The U.S. critical illness marketplace continued to grow at a modest rate through 2004, the year for most recent data. This article reviews the data and examines what is needed to move to the next level.
Estimated CI in-force premium increased 4.2% from 2003 to more than $128 million, according to the National Association for Critical Illness Insurance’s Benchmark Study for 2004.
Annualized new sales increased 6.5% to over $61 million, according to the study. Covered lives rose 13% to more than 400,000 lives. (See Table 1).
These results reflect insurance company sales of CI products designed as stand-alone, acceleration, or rider and covering at least the three major CI conditions (life-threatening cancer, heart attack and stroke).
Note: AFLAC participated in the NACII survey; however, its product represented a specified disease policy with a limited CI benefit, so the data was separated out. If AFLAC’s product were included in the industry totals, CI in-force premium would increase to over $233 million, annualized new sales to over $100 million and covered lives to over 775,000.
Growth in the worksite and individual channels has doubled since 2002, according to data on the CI marketplace by distribution channel from US Living Benefits. (See Table 2.)

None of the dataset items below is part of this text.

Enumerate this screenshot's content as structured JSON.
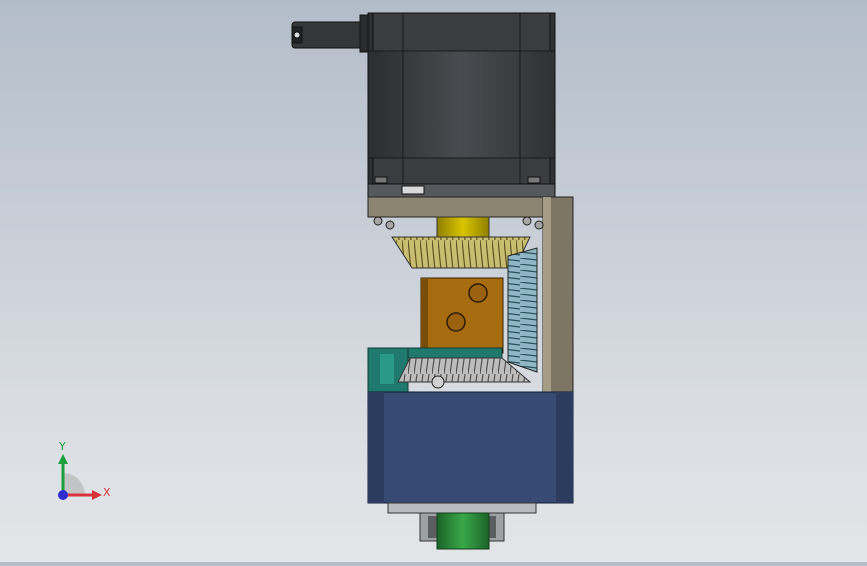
{
  "viewport": {
    "background_top": "#b3bdc9",
    "background_bottom": "#e3e5e8"
  },
  "model": {
    "parts": [
      {
        "name": "stepper-motor",
        "color": "#3e4144"
      },
      {
        "name": "motor-connector",
        "color": "#2e3033"
      },
      {
        "name": "mounting-bracket",
        "color": "#7d7664"
      },
      {
        "name": "yellow-shaft",
        "color": "#c7b200"
      },
      {
        "name": "top-bevel-gear",
        "color": "#b4a860"
      },
      {
        "name": "side-bevel-gear",
        "color": "#6c94a3"
      },
      {
        "name": "center-block",
        "color": "#a76b10"
      },
      {
        "name": "bottom-bevel-gear",
        "color": "#8d8d8d"
      },
      {
        "name": "green-mount",
        "color": "#1f7a6d"
      },
      {
        "name": "blue-housing",
        "color": "#364a73"
      },
      {
        "name": "output-shaft",
        "color": "#2e8f3c"
      }
    ]
  },
  "triad": {
    "x_label": "X",
    "y_label": "Y",
    "x_color": "#d8323c",
    "y_color": "#1e9e3c",
    "z_color": "#2e2ed0"
  }
}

However, growth in the employee benefit channel has slowed in comparison. This particular channel may be the “sleeping giant,” since several carriers are introducing group CI to very large groups, on either a contributory or a noncontributory basis.
By product type, the three major designs are stand-alone, acceleration and rider. A stand-alone CI insurance product is built on a health insurance chassis. This is the predominant design utilized for three major distribution channels. Policy limits can range from $50,000 to $1 million, depending on type of underwriting used. The average-size policy sold is under $50,000.
The accelerated product can be described as CI insurance with a death benefit feature. Usually these products are designed with an acceleration component that ranges from 25% to 100% payout for CI. Example: If a $50,000 life policy has 100% acceleration for CI, and if the insured is diagnosed with a CI condition, the policy would pay out the entire $50,000, leaving no death benefit for heirs. On the other hand, if the insured never uses the CI feature, the policy would pay the full face amount upon death.
The CI rider products may be added to a life, disability or health chassis. The rider would pay in addition to the core product. For example, some carriers offer a CI component on a life insurance policy so that the death benefit stays intact.
Several trends in the market are appearing in US Living Benefits data. These include:
o Group capacity: This has been increasing from $50,000 to $100,000.
o Individual capacity: This has been increasing to $500,000 or more. Carriers are beginning to target business owners and higher paid workers.
o CI buckets: Some carriers are categorizing CI conditions into buckets. The product is designed to pay out for more than one critical illness, if the subsequent critical illness falls into a bucket of CI conditions which has not yet been used. For example, a $50,000 CI policy with CI conditions categorized into three buckets would have the potential of a $150,000 payout.
o Recurrence: Carriers also are offering a payout for an additional occurrence for the same CI condition. For example, if a policyholder has a heart attack, the policy would pay out upon the initial diagnosis. If the policyholder subsequently has another heart attack (usually after a specified period of time), the policy would, once again, pay a benefit.